Seringkali suatu substansi berupa mikroba dan molekul-molekul kecil lain
atau hapten, melekat pada permukaan sel dan bersifat sebagai antigen. Pada umumnya
antibodi yang ditujukan kepada antigen permukaan sel bersifat patogenik, karena
kompleks antigen-antibodi pada permukaan sel sasaran akan dihancurkan oleh sel
efektor, misalnya oleh makrofag maupun oleh neutrofil dan monosit, atau limfosit T-
sitotoksik dan sel NK sehingga ada kemungkinan menyebabkan kerusakan sel itu
sendiri. Pada keadaan ini sulit membedakan antara reaksi imun yang normal dengan
reaksi hipersensitivitas.
Pada hipersensitivitas tipe II, mekanisme reaksinya adalah sebagai berikut :
Gambar 3. Mekanisme yang terlibat dalam reaksi hipersensitivitas tipe II
Antibodi yang ditujukan kepada antigen permukaan sel atau jaringan
berinteraksi dengan komplemen dan berbagai jenis sel efektor untuk merusak sel
sasaran. Setelah antibodi melekat pada permukaan sel, antibodi akan mengikat dan
mengaktivasi komponen C1 komplemen. Konsekuensinya adalah:
a. Fragmen komplemen (C3a dan C5a) yang dihasilkan oleh aktivasi komplemen
akan menarik makrofag dan PMN ke tempat tersebut, sekaligus menstimulasi sel
mastosit dan basofil untuk memproduksi molekul yang menarik dan mengaktivasi
sel efektor lain.
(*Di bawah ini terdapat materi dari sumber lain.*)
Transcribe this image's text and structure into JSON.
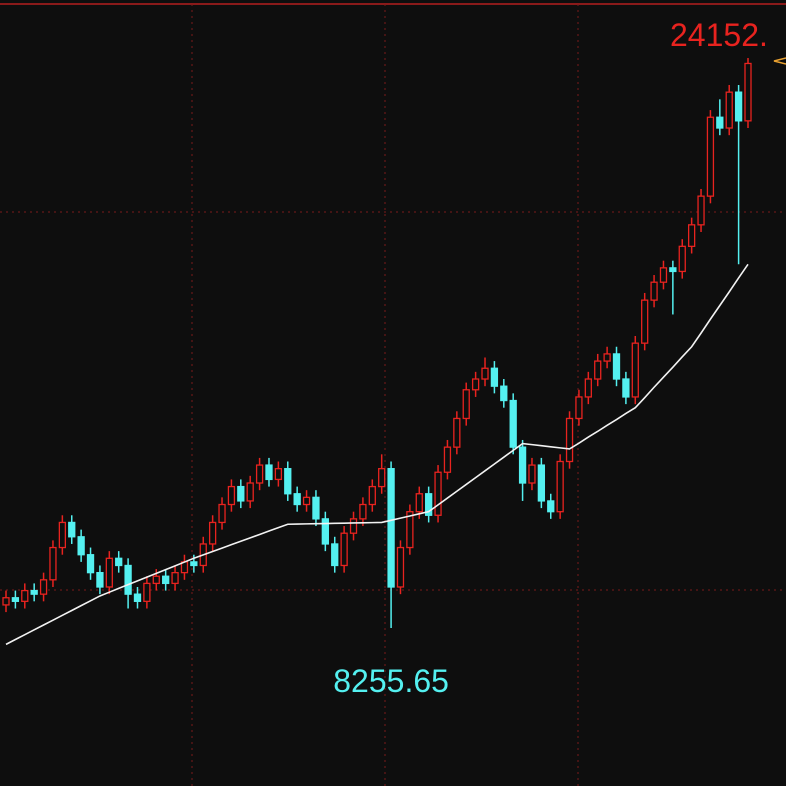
{
  "chart_data": {
    "type": "candlestick",
    "up_color": "#e8231f",
    "down_color": "#54f0f0",
    "ma_color": "#f2f2f2",
    "ylim": [
      3850,
      25770
    ],
    "open": [
      8900,
      9100,
      9000,
      9300,
      9200,
      9600,
      10500,
      11200,
      10800,
      10300,
      9800,
      9400,
      10200,
      10000,
      9200,
      9000,
      9500,
      9700,
      9500,
      9800,
      10100,
      10000,
      10600,
      11200,
      11700,
      12200,
      11800,
      12300,
      12800,
      12400,
      12700,
      12000,
      11700,
      11900,
      11300,
      10600,
      10000,
      10900,
      11300,
      11700,
      12200,
      12700,
      9400,
      10500,
      11500,
      12000,
      11400,
      12600,
      13300,
      14100,
      14900,
      15200,
      15500,
      15000,
      14600,
      13300,
      12300,
      12800,
      11800,
      11500,
      12900,
      14100,
      14700,
      15200,
      15700,
      15900,
      15200,
      14700,
      16200,
      17400,
      17900,
      18300,
      18200,
      18900,
      19500,
      20300,
      22500,
      22200,
      23200,
      22400
    ],
    "high": [
      9300,
      9300,
      9500,
      9500,
      9800,
      10700,
      11400,
      11400,
      11000,
      10500,
      10000,
      10400,
      10400,
      10200,
      9400,
      9700,
      9900,
      9900,
      10000,
      10300,
      10300,
      10800,
      11400,
      11900,
      12400,
      12400,
      12500,
      13000,
      13000,
      12900,
      12900,
      12200,
      12100,
      12100,
      11500,
      10800,
      11100,
      11500,
      11900,
      12400,
      13100,
      12900,
      10700,
      11700,
      12200,
      12200,
      12800,
      13500,
      14300,
      15100,
      15400,
      15800,
      15700,
      15200,
      14800,
      13500,
      13000,
      13000,
      12000,
      13100,
      14300,
      14900,
      15400,
      15900,
      16100,
      16100,
      15400,
      16400,
      17600,
      18100,
      18500,
      18500,
      19100,
      19700,
      20500,
      22700,
      23000,
      23400,
      23400,
      24152
    ],
    "low": [
      8700,
      8800,
      8800,
      9000,
      9000,
      9400,
      10300,
      10600,
      10100,
      9600,
      9200,
      9200,
      9800,
      8800,
      8800,
      8800,
      9300,
      9300,
      9300,
      9600,
      9800,
      9800,
      10400,
      11000,
      11500,
      11600,
      11600,
      12100,
      12200,
      12200,
      11800,
      11500,
      11500,
      11100,
      10400,
      9800,
      9800,
      10700,
      11100,
      11500,
      12000,
      8255.65,
      9200,
      10300,
      11300,
      11200,
      11200,
      12400,
      13100,
      13900,
      14700,
      15000,
      14800,
      14400,
      13100,
      11800,
      12100,
      11600,
      11300,
      11300,
      12700,
      13900,
      14500,
      15000,
      15500,
      15000,
      14500,
      14500,
      16000,
      17200,
      17700,
      17000,
      18000,
      18700,
      19300,
      20100,
      22000,
      22000,
      18400,
      22200
    ],
    "close": [
      9100,
      9000,
      9300,
      9200,
      9600,
      10500,
      11200,
      10800,
      10300,
      9800,
      9400,
      10200,
      10000,
      9200,
      9000,
      9500,
      9700,
      9500,
      9800,
      10100,
      10000,
      10600,
      11200,
      11700,
      12200,
      11800,
      12300,
      12800,
      12400,
      12700,
      12000,
      11700,
      11900,
      11300,
      10600,
      10000,
      10900,
      11300,
      11700,
      12200,
      12700,
      9400,
      10500,
      11500,
      12000,
      11400,
      12600,
      13300,
      14100,
      14900,
      15200,
      15500,
      15000,
      14600,
      13300,
      12300,
      12800,
      11800,
      11500,
      12900,
      14100,
      14700,
      15200,
      15700,
      15900,
      15200,
      14700,
      16200,
      17400,
      17900,
      18300,
      18200,
      18900,
      19500,
      20300,
      22500,
      22200,
      23200,
      22400,
      24000
    ],
    "ma": {
      "values": [
        7800,
        7935,
        8070,
        8205,
        8340,
        8475,
        8610,
        8745,
        8880,
        9015,
        9150,
        9255,
        9360,
        9465,
        9570,
        9675,
        9780,
        9885,
        9990,
        10095,
        10200,
        10295,
        10390,
        10485,
        10580,
        10675,
        10770,
        10865,
        10960,
        11055,
        11150,
        11155,
        11160,
        11165,
        11170,
        11175,
        11180,
        11185,
        11190,
        11195,
        11200,
        11260,
        11320,
        11380,
        11440,
        11500,
        11690,
        11880,
        12070,
        12260,
        12450,
        12640,
        12830,
        13020,
        13210,
        13400,
        13370,
        13340,
        13310,
        13280,
        13250,
        13410,
        13580,
        13740,
        13910,
        14070,
        14240,
        14400,
        14680,
        14970,
        15250,
        15530,
        15820,
        16100,
        16480,
        16870,
        17250,
        17630,
        18020,
        18400
      ]
    },
    "high_label": "24152.",
    "low_label": "8255.65"
  }
}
Fagositosis terjadi dengan cara merusak patogen dalam
fagolisosom oleh kombinasi metabolit radikal, ion, enzim dan perubahan pH. Jika
target terlalu besar maka lisosom dieksositosis.
7
b. Aktivasi jalur klasik komplemen mengakibatkan deposisi C3b, C3bi, dan C3d
pada membran sel sasaran. Sensitisasi sel target untuk interaksi dengan sel efektor
(makrofag, neutrofil) yang membawa reseptor untuk aktivasi komplemen. C3b
berikatan dengan sel target membentuk ikatan kovalen setelah putusnya ikatan
tiolester internal oleh C3 konvertase. C3b diinaktivasi oleh faktor I dan enzim
serum, C3d berikatan dengan sel target secara kovalen. C3b dan C3d dapat beraksi
sebagai struktur pengenalan untuk sel yang memiliki reseptor komplemen.
Antibodi dapat juga bereaksi dengan sel yang memiliki reseptor Fc (makrofag,
eosinofil, neutrofil, sel K)
c. Aktivasi jalur klasik dan jalur litik menghasilkan C5b-9 yang merupakan
Membrane Attack Complex (MAC) yang kemudian menancap pada membran sel.
Sel-sel efektor, yaitu makrofag, neutrofil, eosinofil dan sel NK, berikatan pada
kompleks antibodi melalui reseptor Fc atau berikatan dengan komponen komplemen
yang melekat pada permukaan sel tersebut. Pengikatan antibodi pada reseptor Fc
merangsang fagosit untuk memproduksi lebih banyak leukotrien dan prostaglandin
yang merupakan molekul-molekul yang berperan pada respon inflamasi. Sel-sel
efektor yang telah terikat kuat pada membran sel sasaran menjadi teraktivasi dan
akhirnya dapat menghancurkan sel sasaran.
Isotip antibodi yang berbeda-beda mempunyai kemampuan yang tidak sama
dalam menginduksi reaksi ini, bergantung pada kemampuan masing-masing untuk
mengikat C1q atau kemampuan berinteraksi dengan reseptor Fc pada permukaan sel
sasaran. Fragmen-fragmen komplemen atau IgG dapat bertindak sebagai opsonin
yang melapisi permukaan sel pejamu atau mikroorganisme, dan fagosit akan menelan
partikel-partikel yang diopsonisasi. Dengan meningkatkan aktivitas lisosom dan
kemampuan makrofag untuk memproduksi ROI (reactive oxygen intermediates)
misalnya superoksida, opsonin tersebut bukan saja meningkatkan kemampuan fagosit
untuk menghancurkan pathogen, tetapi juga meningkatkan kemampuannya untuk
merusak sel atau jaringan sasaran. Mekanisme pengrusakan jaringan sel sasaran oleh
sel-sel efektor pada reaksi hiprsensitivitas tipe II, merefleksikan cara sel-sel itu
menyingkirkan patogen dalam keadaan normal.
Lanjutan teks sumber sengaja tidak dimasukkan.